The consequence of such a move has already left its mark on Eurasian imaginations by the desire to further militarise Europe, which will only intensify nationalist rhetoric against Europe’s Muslims and ethnic minorities.

It’s not just Muslims in Western Europe that need to be concerned, as Albanians and Bosnians alike will have to be aware that any Russian success will possibly galvanise Serbia and its own intentions and imaginations of empire. Whether Russia is successful or not, the world will forever change, and now that the world is changing, it may be difficult to stop the sun from setting.

The empire strikes back?

Various states and their media will continue the need to divide the world into binaries. Narratives of good and bad often downgrade our understanding of war, contestation and the idea of empires.

With 193 nation-states around the world, there is a tendency to assume that this is the world order, that change is unlikely, even impossible perhaps, that national identity and sovereignty will be here forever. 

Our loyalties, identities, our rights and very being has been given to the very idea of the modern nation-state to the point that we are unable to fathom anything else. While the nation-states emerged from the collapse of empires, what Churchill was short to suggest was that the future would be without empires.

What if I said that the empire, which was the way in which human beings had always configured themselves, would naturally make its return in this short interregnum of modern nation-states. Will the Russian advance facilitate a world of great power empires again?

Granted, this is not the first time the nation-state’s decline has been questioned. Indeed, the nation-state has proven to be a lot more robust than some detractors had imagined. But while disparagements of the nation-state may have been premature, what was equally premature was the notion that the empire was dead.

A new hope?

While politicians and media outlets depict their ambitions and fears regarding the return of empires, global historians have continued to stress on a more nuanced reading of the history of empires. 

Beyond the glorified narratives of great empires and their rise and fall, historians point to the mechanics of how empires function. Historians have made the case that the idea of empires is natural, and human configuration to this form is inevitable.

Historians of the empire are asking what is the empire? If the empire was a widespread practice, are there different types of empires? And are/were all empires the same? Is it fair to place the Chinese, Japanese or Ottomans perhaps under the same Eurocentric imaginations of the Western colonial empires?

In essence, what global historians are pointing to is not the glorification of the idea of empire, but rather a better understanding of it. Locally, empire implies political complexity, cultural, ethnic and linguistic diversity. Globally, it highlights contests regarding ideology, history, geography and finite resources.

It can be of no surprise that China and Russia evoke these feelings for Western European states and that colonial Britain and France continue to celebrate their empires of the past. And that the US is not simply a nation-state but a modern empire.

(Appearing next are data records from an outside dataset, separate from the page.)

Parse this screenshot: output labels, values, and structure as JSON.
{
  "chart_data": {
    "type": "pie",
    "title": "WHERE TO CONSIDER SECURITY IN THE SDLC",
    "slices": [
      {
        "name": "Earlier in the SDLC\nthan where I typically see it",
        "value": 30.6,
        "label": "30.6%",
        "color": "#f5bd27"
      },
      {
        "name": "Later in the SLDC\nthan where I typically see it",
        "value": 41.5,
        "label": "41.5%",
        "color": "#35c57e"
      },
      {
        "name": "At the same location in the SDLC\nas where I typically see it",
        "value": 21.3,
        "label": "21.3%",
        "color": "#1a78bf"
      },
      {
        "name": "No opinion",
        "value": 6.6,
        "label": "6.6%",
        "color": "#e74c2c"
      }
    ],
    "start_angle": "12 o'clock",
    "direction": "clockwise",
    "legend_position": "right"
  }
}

With this in mind, Russia’s failure in Ukraine might facilitate an even stronger western world, or maybe, Russian success might facilitate the return to a multi-polar world again where empires are once again the go-to model.

This would suggest that when large empires collide, smaller states will become proxies, medium states may find opportunities, and when empires collide the world will feel like a much smaller place. We may not be seeing the end of the nation-state just yet, but what we may see is a return to empires being at the top of the political hierarchy, providing a model once again for other states to want to emulate.